Título: Lula deixará de defender Sarney publicamente
Autor: Lyra , Paulo de Tarso
Fonte: Valor Econômico, 25/06/2009, Política, p. A11

O presidente Luiz Inácio Lula da Silva não vai mais defender publicamente o presidente do Senado, José Sarney (PMDB-AP). Na avaliação de auxiliares próximos do presidente Lula, esta fase, motivada por dívidas de gratidão e necessidade de manutenção da aliança com o PMDB, já passou. "Se o problema persistir, corre-se o risco de o Legislativo transferir para o colo do presidente uma crise que não é dele, o que não é nada bom para o governo".

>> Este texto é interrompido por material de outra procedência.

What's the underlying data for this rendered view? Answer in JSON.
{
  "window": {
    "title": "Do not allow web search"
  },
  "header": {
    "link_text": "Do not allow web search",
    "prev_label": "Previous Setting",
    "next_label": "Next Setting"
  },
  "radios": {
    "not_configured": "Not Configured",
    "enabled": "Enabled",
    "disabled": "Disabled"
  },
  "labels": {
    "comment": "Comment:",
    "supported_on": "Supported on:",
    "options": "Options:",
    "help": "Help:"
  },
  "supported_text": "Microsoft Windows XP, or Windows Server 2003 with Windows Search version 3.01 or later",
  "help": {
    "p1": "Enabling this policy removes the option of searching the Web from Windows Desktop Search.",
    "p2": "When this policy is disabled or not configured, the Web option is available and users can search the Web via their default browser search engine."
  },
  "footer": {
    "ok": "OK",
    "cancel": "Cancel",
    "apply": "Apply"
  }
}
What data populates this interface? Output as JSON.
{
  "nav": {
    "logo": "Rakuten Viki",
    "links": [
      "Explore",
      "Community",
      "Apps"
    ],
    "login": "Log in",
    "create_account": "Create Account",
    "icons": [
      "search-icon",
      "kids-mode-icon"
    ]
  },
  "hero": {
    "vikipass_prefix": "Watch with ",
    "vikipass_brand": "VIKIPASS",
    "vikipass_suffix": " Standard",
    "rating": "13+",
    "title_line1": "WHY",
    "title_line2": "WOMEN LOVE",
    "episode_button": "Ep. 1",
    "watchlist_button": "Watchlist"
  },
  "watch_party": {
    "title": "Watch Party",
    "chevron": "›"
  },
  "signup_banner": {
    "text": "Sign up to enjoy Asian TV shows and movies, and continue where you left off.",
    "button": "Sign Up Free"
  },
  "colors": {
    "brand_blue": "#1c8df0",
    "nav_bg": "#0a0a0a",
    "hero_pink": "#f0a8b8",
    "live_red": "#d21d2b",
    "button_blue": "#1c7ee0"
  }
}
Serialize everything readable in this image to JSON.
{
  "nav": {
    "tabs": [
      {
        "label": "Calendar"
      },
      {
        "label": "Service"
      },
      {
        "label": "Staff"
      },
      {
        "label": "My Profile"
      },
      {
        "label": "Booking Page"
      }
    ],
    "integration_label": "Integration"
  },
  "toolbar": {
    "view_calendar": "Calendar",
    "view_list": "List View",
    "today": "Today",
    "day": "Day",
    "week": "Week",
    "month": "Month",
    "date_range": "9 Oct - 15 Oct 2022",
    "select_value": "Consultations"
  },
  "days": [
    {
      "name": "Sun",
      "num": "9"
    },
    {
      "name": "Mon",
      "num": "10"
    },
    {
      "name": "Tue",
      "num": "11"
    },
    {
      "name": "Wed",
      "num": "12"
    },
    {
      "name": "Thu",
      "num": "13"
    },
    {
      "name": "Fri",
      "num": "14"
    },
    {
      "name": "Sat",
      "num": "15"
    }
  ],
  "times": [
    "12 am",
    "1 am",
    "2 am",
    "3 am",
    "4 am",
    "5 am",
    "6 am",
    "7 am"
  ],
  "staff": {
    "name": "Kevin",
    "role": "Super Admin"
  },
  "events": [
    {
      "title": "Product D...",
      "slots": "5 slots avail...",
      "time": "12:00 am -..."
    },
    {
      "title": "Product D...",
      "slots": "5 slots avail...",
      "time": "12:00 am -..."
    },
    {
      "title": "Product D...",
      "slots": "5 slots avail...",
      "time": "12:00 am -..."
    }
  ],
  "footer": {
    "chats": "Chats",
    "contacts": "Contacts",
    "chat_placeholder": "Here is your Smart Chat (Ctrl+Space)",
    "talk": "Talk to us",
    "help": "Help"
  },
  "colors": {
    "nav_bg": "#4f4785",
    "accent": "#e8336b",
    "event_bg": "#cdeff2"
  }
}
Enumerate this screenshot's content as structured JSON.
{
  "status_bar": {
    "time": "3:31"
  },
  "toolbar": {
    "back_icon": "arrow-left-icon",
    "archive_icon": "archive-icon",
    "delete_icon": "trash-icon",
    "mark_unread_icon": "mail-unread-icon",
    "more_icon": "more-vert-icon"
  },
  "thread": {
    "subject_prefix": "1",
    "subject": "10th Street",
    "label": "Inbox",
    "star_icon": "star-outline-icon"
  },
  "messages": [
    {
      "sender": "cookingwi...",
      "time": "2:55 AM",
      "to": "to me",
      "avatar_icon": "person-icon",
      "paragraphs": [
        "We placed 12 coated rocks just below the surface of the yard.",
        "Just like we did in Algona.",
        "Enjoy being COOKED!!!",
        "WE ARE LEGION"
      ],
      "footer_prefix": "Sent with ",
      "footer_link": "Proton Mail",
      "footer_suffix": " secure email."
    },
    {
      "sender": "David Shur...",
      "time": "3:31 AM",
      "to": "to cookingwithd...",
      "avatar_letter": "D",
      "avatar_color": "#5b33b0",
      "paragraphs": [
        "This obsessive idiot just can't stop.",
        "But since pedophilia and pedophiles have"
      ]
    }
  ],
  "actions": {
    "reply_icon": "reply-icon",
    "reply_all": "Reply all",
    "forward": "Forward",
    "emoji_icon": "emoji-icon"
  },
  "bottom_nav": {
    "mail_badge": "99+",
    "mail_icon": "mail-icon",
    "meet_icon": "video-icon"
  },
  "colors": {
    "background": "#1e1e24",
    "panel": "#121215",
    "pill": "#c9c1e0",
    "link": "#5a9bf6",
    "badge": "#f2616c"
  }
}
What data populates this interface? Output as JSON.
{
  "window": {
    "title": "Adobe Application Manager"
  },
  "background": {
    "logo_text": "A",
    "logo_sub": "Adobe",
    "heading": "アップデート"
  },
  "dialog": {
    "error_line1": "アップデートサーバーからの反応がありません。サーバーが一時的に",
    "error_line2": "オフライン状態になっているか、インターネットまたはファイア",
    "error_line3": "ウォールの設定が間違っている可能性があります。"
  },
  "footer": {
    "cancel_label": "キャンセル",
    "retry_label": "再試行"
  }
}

Por duas vezes, Lula veio a público defender um dos seus principais aliados no PMDB. Durante viagem à Europa para encontro dos Bric (Brasil-Rússia-Índia e China), o presidente disse que Sarney não podia ser tratado como "uma pessoa comum". Na terça-feira, em São Paulo, ele atacou o clima de denuncismo na imprensa e repetiu o apoio ao presidente do Senado. "Minha solidariedade é porque o Sarney já foi presidente, tem responsabilidades, tem passado que lhe garante muitas coisas. Está fazendo uma investigação e, se for provado que houve erro, pune-se quem errou e a vida continua", afirmou o presidente.

A crise do Senado foi um dos principais temas debatidos durante a reunião de coordenação política realizada na manhã de ontem. Depois que o presidente Lula deixou o encontro para recepcionar a presidente das Filipinas, Glória Arroyo, no Palácio do Itamaraty, os demais ministros do comando do governo permaneceram no Centro Cultural Banco do Brasil, debatendo a questão, que pode trazer prejuízos ao Executivo.

O governo teme que a paralisia da Casa impeça a aprovação de matérias importantes para o Executivo. O clima de disputa política altera a relação de forças no Senado, uma Casa na qual o governo tem uma maioria extremamente frágil. E mais: Sarney e a cúpula do PMDB, incluindo o líder do partido, Renan Calheiros (AL) estão na alça de mira de oposicionistas e até alguns aliados, como o principal deles, o PT, partido do presidente.

O governo teme possíveis retaliações pemedebistas. Integrantes do Executivo lembram que a ideia de criar uma CPI para investigar a Petrobras nasceu da insatisfação de setores do PMDB com a demissão de afilhados políticos na Infraero. Por enquanto, a instalação da CPI encontra-se suspensa, apesar de os nomes já terem sido indicados pelos líderes partidários. "Mas ninguém tem certeza se a CPI não será desenterrada como fruto de chantagem", lembrou um assessor governista.

Auxiliares do presidente lembram que existe independência entre os Poderes. Mas não escondem que as dificuldades dos senadores, especialmente da cúpula, começam a incomodar o governo, embora tenha sido iniciativa do próprio presidente ligar-se ao caso Sarney. "São aliados, mas esperamos que o Senado busque saídas e soluções para não se repetirem os fatos descobertos nos últimos dias", destacou ao Valor um petista muito próximo de Lula.

Segundo este interlocutor, as denúncias não podem ser simplesmente esquecidas sem que medidas sejam tomadas em defesa da transparência. "O Senado não pode mais tomar suas atitudes à revelia da opinião pública, dando as costas para os critérios de transparência", defendeu um governista.

Os atos secretos e a descoberta de que o Senado tem duas contas paralelas à contabilidade oficial (ver matéria nesta página) - que é fiscalizada pelo Tesouro da União - surpreenderam o governo. "Não existe mais espaço para fazer coisas que não sejam publicadas nos diários oficiais ou em outros mecanismos de informação para a população". Segundo o auxiliar, a política brasileira vive um outro momento no qual situações como estas tornam-se anacrônicas.

Um aliado do governo ficou impressionado com a descoberta das contas paralelas, afirmando que nos últimos anos foi montada uma estrutura de poder clandestina no Senado, que começa a vir à luz neste momento. Segundo governistas, a crise deflagrada a partir da eleição de José Sarney começa a ganhar contornos perigosos. "O Senado pode parar de votar", lamentou um governista.